Like an Ironman , It starts with the first step. I have learnt by past errors, Motivation will wax and wane but developing habits is the key. It is a slow process and one where life's pressure s will interrupt with many unforeseen daily interruptions. Managing and not fretting too much are key to a balance , successful result.

It was never meant to be easy. For me its like losing weight it is slow and very hard. It does come from sheer repetition and developing good habits. As I start this journey , it does not mean lounging around and having a period of no activity was bad.I think it was necessary to maintain balance and longevity in this sport .It was essential for the body to heal as well.It has meant nearly four months of very little swimming and it shows in my fitness in the pool .

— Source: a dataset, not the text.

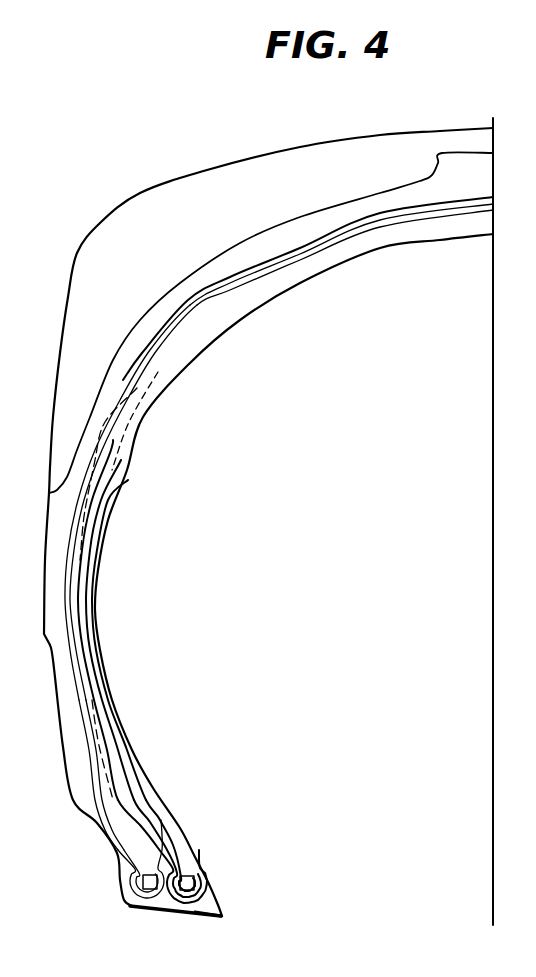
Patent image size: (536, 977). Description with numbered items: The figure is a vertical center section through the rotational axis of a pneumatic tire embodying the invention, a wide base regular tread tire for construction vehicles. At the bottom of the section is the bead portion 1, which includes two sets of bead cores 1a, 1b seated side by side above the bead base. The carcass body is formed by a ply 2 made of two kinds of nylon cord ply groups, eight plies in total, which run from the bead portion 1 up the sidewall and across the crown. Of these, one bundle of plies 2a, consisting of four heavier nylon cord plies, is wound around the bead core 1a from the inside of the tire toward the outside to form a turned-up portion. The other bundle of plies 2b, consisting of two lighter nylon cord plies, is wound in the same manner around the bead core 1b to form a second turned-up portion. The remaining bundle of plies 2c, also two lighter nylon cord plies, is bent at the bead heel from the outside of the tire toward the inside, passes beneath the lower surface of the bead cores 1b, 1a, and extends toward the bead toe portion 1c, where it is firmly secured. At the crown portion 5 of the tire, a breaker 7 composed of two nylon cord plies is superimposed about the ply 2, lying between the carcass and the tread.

I have recently read a useful article on habits :

Changing Habits beats reliance on Willpower

How companies learn your secrets

Finally Macca in his recent article on Motivation in triathlete magazine confirmed everyone even the pros have their bad days.
There is no secret to recovering , just tips:

Here are his tips:
1) Accept that a lack of motivation is normal, but don’t let it derail you from the ultimate goal.

2) Keep it simple. By that he meant do not over-complicate the training and make the program or routine too important. Training in social environment makes it a bit easier.

3) Time management: Realistic training time frames, don’t try to cram too much into too little time.

4) Rest: Don’t underestimate the power of rest, physically and mentally.

5) “Be process-driven, not always goal-driven. Goals, when set, can be lofty and at times far away.” For this reason it’s important to identify what the goal is – but even more important to know the process you have to put in place to reach that goal. The process is the most important, and understanding how it relates to the bigger picture helps you remain in control of the journey.”
(Taken from a short  article on the BADDOG Multisport coaching webpage even though I have read Maccas piece in triathlete June edition)

Hence as I start out on my program  , I told my coach , the reason I do have a coach is mainly because I can be my worse enemy , I load too much into the program and in the end it is designed to fail. I will do what I can within the time I have.

If there is a secret , I think for me it is to enjoy it for what it is , a lifestyle not a race.